During the four-year initiative (2020-2023) supported and financed by the European Union (EU), seven countries - Argentina, Brazil, Chile, Colombia, Paraguay, Peru, and Uruguay - received support for the implementation of their national action plans to combat antimicrobial resistance (AMR). The national action plans of these countries were at different stages of implementation, requiring a multisectoral situation analysis to identify gaps, opportunities, and necessary measures to strengthen implementation in alignment with the One Health approach. The initiative facilitated the establishment of relationships with global actors combating AMR, enabling the sharing of experiences, and advocating for the adoption of best practices in the use of antimicrobials in human health, animal health, and the agro-industry. Collaborative actions were promoted, including accessing knowledge on best practices from the European Union. As well as developing effective risk communication for raising awareness, promoting health, and providing training on AMR to diverse audiences.

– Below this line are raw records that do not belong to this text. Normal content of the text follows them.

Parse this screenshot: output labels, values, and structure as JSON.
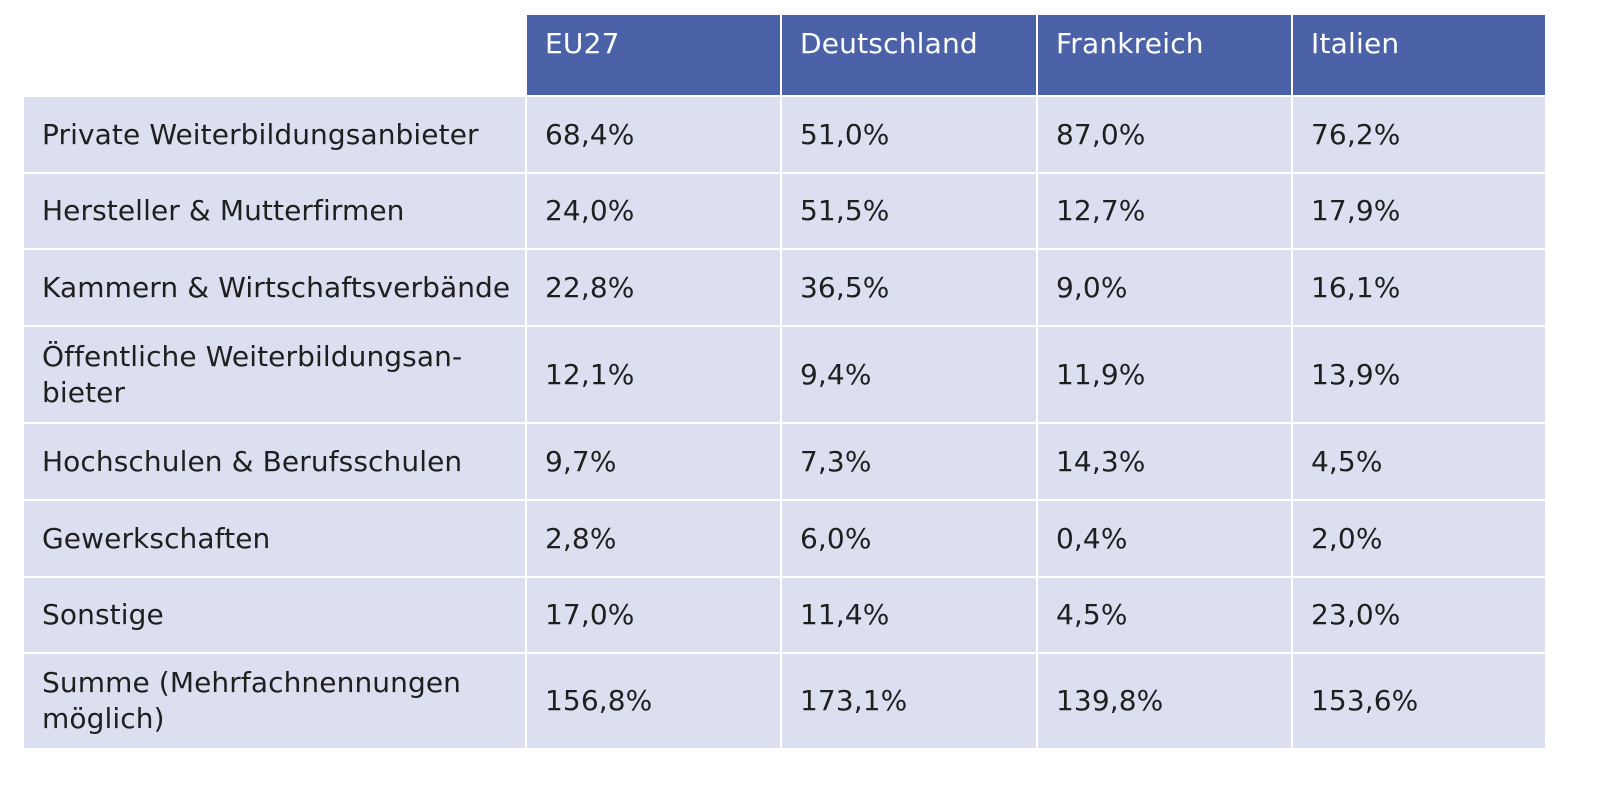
{
  "columns": [
    "EU27",
    "Deutschland",
    "Frankreich",
    "Italien"
  ],
  "rows": [
    {
      "label": "Private Weiterbildungsanbieter",
      "values": [
        "68,4%",
        "51,0%",
        "87,0%",
        "76,2%"
      ]
    },
    {
      "label": "Hersteller & Mutterfirmen",
      "values": [
        "24,0%",
        "51,5%",
        "12,7%",
        "17,9%"
      ]
    },
    {
      "label": "Kammern & Wirtschaftsverbände",
      "values": [
        "22,8%",
        "36,5%",
        "9,0%",
        "16,1%"
      ]
    },
    {
      "label": "Öffentliche Weiterbildungsan-\nbieter",
      "values": [
        "12,1%",
        "9,4%",
        "11,9%",
        "13,9%"
      ]
    },
    {
      "label": "Hochschulen & Berufsschulen",
      "values": [
        "9,7%",
        "7,3%",
        "14,3%",
        "4,5%"
      ]
    },
    {
      "label": "Gewerkschaften",
      "values": [
        "2,8%",
        "6,0%",
        "0,4%",
        "2,0%"
      ]
    },
    {
      "label": "Sonstige",
      "values": [
        "17,0%",
        "11,4%",
        "4,5%",
        "23,0%"
      ]
    },
    {
      "label": "Summe (Mehrfachnennungen\nmöglich)",
      "values": [
        "156,8%",
        "173,1%",
        "139,8%",
        "153,6%"
      ]
    }
  ],
  "colors": {
    "header_bg": "#4b62a8",
    "header_text": "#ffffff",
    "cell_bg": "#dbdff0",
    "cell_text": "#1f1f1f"
  }
}
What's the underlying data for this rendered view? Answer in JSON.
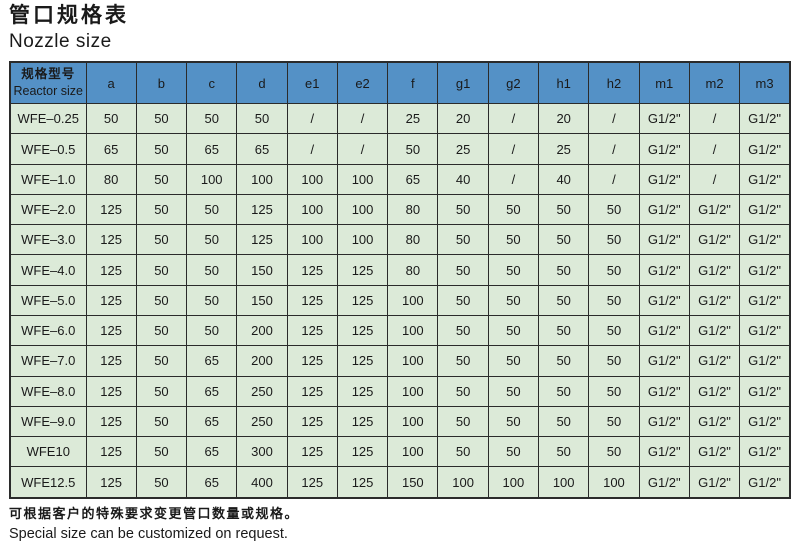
{
  "title": {
    "zh": "管口规格表",
    "en": "Nozzle size"
  },
  "table": {
    "header": {
      "first_zh": "规格型号",
      "first_en": "Reactor size",
      "columns": [
        "a",
        "b",
        "c",
        "d",
        "e1",
        "e2",
        "f",
        "g1",
        "g2",
        "h1",
        "h2",
        "m1",
        "m2",
        "m3"
      ]
    },
    "rows": [
      {
        "model": "WFE–0.25",
        "values": [
          "50",
          "50",
          "50",
          "50",
          "/",
          "/",
          "25",
          "20",
          "/",
          "20",
          "/",
          "G1/2\"",
          "/",
          "G1/2\""
        ]
      },
      {
        "model": "WFE–0.5",
        "values": [
          "65",
          "50",
          "65",
          "65",
          "/",
          "/",
          "50",
          "25",
          "/",
          "25",
          "/",
          "G1/2\"",
          "/",
          "G1/2\""
        ]
      },
      {
        "model": "WFE–1.0",
        "values": [
          "80",
          "50",
          "100",
          "100",
          "100",
          "100",
          "65",
          "40",
          "/",
          "40",
          "/",
          "G1/2\"",
          "/",
          "G1/2\""
        ]
      },
      {
        "model": "WFE–2.0",
        "values": [
          "125",
          "50",
          "50",
          "125",
          "100",
          "100",
          "80",
          "50",
          "50",
          "50",
          "50",
          "G1/2\"",
          "G1/2\"",
          "G1/2\""
        ]
      },
      {
        "model": "WFE–3.0",
        "values": [
          "125",
          "50",
          "50",
          "125",
          "100",
          "100",
          "80",
          "50",
          "50",
          "50",
          "50",
          "G1/2\"",
          "G1/2\"",
          "G1/2\""
        ]
      },
      {
        "model": "WFE–4.0",
        "values": [
          "125",
          "50",
          "50",
          "150",
          "125",
          "125",
          "80",
          "50",
          "50",
          "50",
          "50",
          "G1/2\"",
          "G1/2\"",
          "G1/2\""
        ]
      },
      {
        "model": "WFE–5.0",
        "values": [
          "125",
          "50",
          "50",
          "150",
          "125",
          "125",
          "100",
          "50",
          "50",
          "50",
          "50",
          "G1/2\"",
          "G1/2\"",
          "G1/2\""
        ]
      },
      {
        "model": "WFE–6.0",
        "values": [
          "125",
          "50",
          "50",
          "200",
          "125",
          "125",
          "100",
          "50",
          "50",
          "50",
          "50",
          "G1/2\"",
          "G1/2\"",
          "G1/2\""
        ]
      },
      {
        "model": "WFE–7.0",
        "values": [
          "125",
          "50",
          "65",
          "200",
          "125",
          "125",
          "100",
          "50",
          "50",
          "50",
          "50",
          "G1/2\"",
          "G1/2\"",
          "G1/2\""
        ]
      },
      {
        "model": "WFE–8.0",
        "values": [
          "125",
          "50",
          "65",
          "250",
          "125",
          "125",
          "100",
          "50",
          "50",
          "50",
          "50",
          "G1/2\"",
          "G1/2\"",
          "G1/2\""
        ]
      },
      {
        "model": "WFE–9.0",
        "values": [
          "125",
          "50",
          "65",
          "250",
          "125",
          "125",
          "100",
          "50",
          "50",
          "50",
          "50",
          "G1/2\"",
          "G1/2\"",
          "G1/2\""
        ]
      },
      {
        "model": "WFE10",
        "values": [
          "125",
          "50",
          "65",
          "300",
          "125",
          "125",
          "100",
          "50",
          "50",
          "50",
          "50",
          "G1/2\"",
          "G1/2\"",
          "G1/2\""
        ]
      },
      {
        "model": "WFE12.5",
        "values": [
          "125",
          "50",
          "65",
          "400",
          "125",
          "125",
          "150",
          "100",
          "100",
          "100",
          "100",
          "G1/2\"",
          "G1/2\"",
          "G1/2\""
        ]
      }
    ]
  },
  "footer": {
    "zh": "可根据客户的特殊要求变更管口数量或规格。",
    "en": "Special size can be customized on request."
  },
  "colors": {
    "header_bg": "#5491c6",
    "row_bg": "#dcead8",
    "border": "#2b2b2b"
  }
}
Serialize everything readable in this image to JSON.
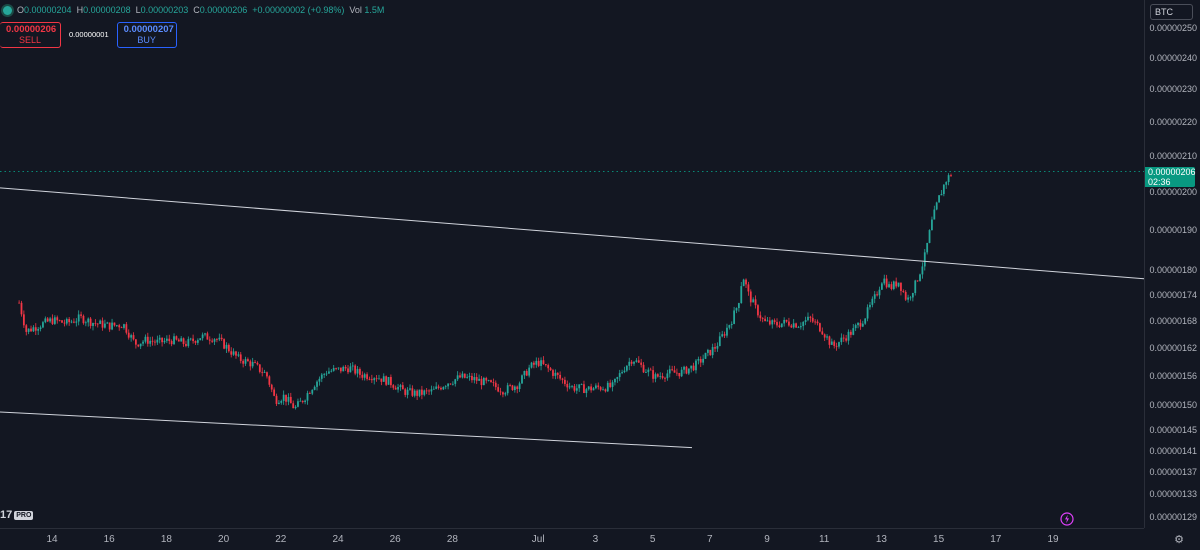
{
  "ohlc": {
    "o_label": "O",
    "o_value": "0.00000204",
    "h_label": "H",
    "h_value": "0.00000208",
    "l_label": "L",
    "l_value": "0.00000203",
    "c_label": "C",
    "c_value": "0.00000206",
    "change": "+0.00000002 (+0.98%)",
    "vol_label": "Vol",
    "vol_value": "1.5M"
  },
  "trade": {
    "sell_price": "0.00000206",
    "sell_label": "SELL",
    "spread": "0.00000001",
    "buy_price": "0.00000207",
    "buy_label": "BUY"
  },
  "currency": "BTC",
  "last_price": {
    "price": "0.00000206",
    "countdown": "02:36"
  },
  "logo": {
    "mark": "17",
    "badge": "PRO"
  },
  "colors": {
    "background": "#131722",
    "up": "#26a69a",
    "down": "#f23645",
    "buy": "#2962ff",
    "trendline": "#d1d4dc",
    "price_tag": "#089981"
  },
  "chart_data": {
    "type": "candlestick",
    "symbol_currency": "BTC",
    "y_ticks": [
      2.5e-06,
      2.4e-06,
      2.3e-06,
      2.2e-06,
      2.1e-06,
      2e-06,
      1.9e-06,
      1.8e-06,
      1.74e-06,
      1.68e-06,
      1.62e-06,
      1.56e-06,
      1.5e-06,
      1.45e-06,
      1.41e-06,
      1.37e-06,
      1.33e-06,
      1.29e-06
    ],
    "y_tick_labels": [
      "0.00000250",
      "0.00000240",
      "0.00000230",
      "0.00000220",
      "0.00000210",
      "0.00000200",
      "0.00000190",
      "0.00000180",
      "0.00000174",
      "0.00000168",
      "0.00000162",
      "0.00000156",
      "0.00000150",
      "0.00000145",
      "0.00000141",
      "0.00000137",
      "0.00000133",
      "0.00000129"
    ],
    "y_scale": "log",
    "x_labels": [
      "14",
      "16",
      "18",
      "20",
      "22",
      "24",
      "26",
      "28",
      "Jul",
      "3",
      "5",
      "7",
      "9",
      "11",
      "13",
      "15",
      "17",
      "19"
    ],
    "x_range_days": [
      12.85,
      19.6
    ],
    "trendlines": [
      {
        "from": {
          "day": 12.85,
          "price": 2.015e-06
        },
        "to": {
          "day": 19.6,
          "price": 1.781e-06
        }
      },
      {
        "from": {
          "day": 12.85,
          "price": 1.488e-06
        },
        "to": {
          "day": 36.7,
          "price": 1.418e-06
        }
      }
    ],
    "price_path": [
      [
        12.85,
        1.725e-06
      ],
      [
        13.1,
        1.66e-06
      ],
      [
        13.5,
        1.672e-06
      ],
      [
        14.0,
        1.685e-06
      ],
      [
        14.5,
        1.678e-06
      ],
      [
        15.0,
        1.69e-06
      ],
      [
        15.5,
        1.678e-06
      ],
      [
        16.0,
        1.672e-06
      ],
      [
        16.5,
        1.675e-06
      ],
      [
        16.9,
        1.632e-06
      ],
      [
        17.3,
        1.64e-06
      ],
      [
        17.7,
        1.635e-06
      ],
      [
        18.2,
        1.64e-06
      ],
      [
        18.7,
        1.632e-06
      ],
      [
        19.2,
        1.648e-06
      ],
      [
        19.7,
        1.645e-06
      ],
      [
        20.1,
        1.625e-06
      ],
      [
        20.5,
        1.6e-06
      ],
      [
        21.0,
        1.588e-06
      ],
      [
        21.5,
        1.565e-06
      ],
      [
        21.8,
        1.512e-06
      ],
      [
        22.1,
        1.52e-06
      ],
      [
        22.5,
        1.495e-06
      ],
      [
        22.8,
        1.515e-06
      ],
      [
        23.2,
        1.548e-06
      ],
      [
        23.6,
        1.572e-06
      ],
      [
        24.0,
        1.575e-06
      ],
      [
        24.4,
        1.58e-06
      ],
      [
        24.8,
        1.565e-06
      ],
      [
        25.3,
        1.562e-06
      ],
      [
        25.8,
        1.55e-06
      ],
      [
        26.3,
        1.53e-06
      ],
      [
        26.8,
        1.525e-06
      ],
      [
        27.3,
        1.53e-06
      ],
      [
        27.8,
        1.548e-06
      ],
      [
        28.3,
        1.56e-06
      ],
      [
        28.8,
        1.555e-06
      ],
      [
        29.3,
        1.545e-06
      ],
      [
        29.8,
        1.532e-06
      ],
      [
        30.3,
        1.545e-06
      ],
      [
        30.7,
        1.58e-06
      ],
      [
        31.0,
        1.592e-06
      ],
      [
        31.4,
        1.575e-06
      ],
      [
        31.8,
        1.555e-06
      ],
      [
        32.2,
        1.538e-06
      ],
      [
        32.7,
        1.535e-06
      ],
      [
        33.1,
        1.538e-06
      ],
      [
        33.6,
        1.54e-06
      ],
      [
        34.0,
        1.58e-06
      ],
      [
        34.3,
        1.6e-06
      ],
      [
        34.7,
        1.578e-06
      ],
      [
        35.1,
        1.56e-06
      ],
      [
        35.5,
        1.568e-06
      ],
      [
        36.0,
        1.57e-06
      ],
      [
        36.5,
        1.585e-06
      ],
      [
        36.9,
        1.608e-06
      ],
      [
        37.2,
        1.625e-06
      ],
      [
        37.5,
        1.655e-06
      ],
      [
        37.8,
        1.69e-06
      ],
      [
        38.0,
        1.725e-06
      ],
      [
        38.15,
        1.792e-06
      ],
      [
        38.35,
        1.745e-06
      ],
      [
        38.6,
        1.712e-06
      ],
      [
        38.9,
        1.68e-06
      ],
      [
        39.3,
        1.675e-06
      ],
      [
        39.7,
        1.68e-06
      ],
      [
        40.1,
        1.675e-06
      ],
      [
        40.5,
        1.688e-06
      ],
      [
        40.9,
        1.665e-06
      ],
      [
        41.3,
        1.625e-06
      ],
      [
        41.6,
        1.64e-06
      ],
      [
        42.0,
        1.66e-06
      ],
      [
        42.4,
        1.69e-06
      ],
      [
        42.8,
        1.74e-06
      ],
      [
        43.05,
        1.785e-06
      ],
      [
        43.3,
        1.76e-06
      ],
      [
        43.6,
        1.775e-06
      ],
      [
        43.9,
        1.73e-06
      ],
      [
        44.2,
        1.77e-06
      ],
      [
        44.5,
        1.83e-06
      ],
      [
        44.75,
        1.92e-06
      ],
      [
        45.0,
        1.985e-06
      ],
      [
        45.25,
        2.035e-06
      ],
      [
        45.5,
        2.06e-06
      ]
    ]
  }
}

The ReLAVRA+ network is currently one of the world's oldest and largest regional antimicrobial resistance (AMR) surveillance networks, that includes all countries of Latin America and the Caribbean. Each country is represented by a national reference laboratory (NRL) officially designated by the national authority. The network collects and reports aggregated data on antibiotic resistance annually, focusing on priority pathogen-drug combinations. Over the years, more than 750 laboratories within the region have reported approximately 2,633,000 isolates' antimicrobial susceptibility testing (AST) data to the ReLAVRA network. The data are then reported to the Pan American Health Organization (PAHO) through its country offices. The pathogen-drug combinations are determined through evidence-based consultations and take into account regional situational analyses, country needs, and capacities. Standardized reporting templates and guidelines ensure accurate and comparable data. Regular meetings are held among network members to exchange information and discuss the annual reports.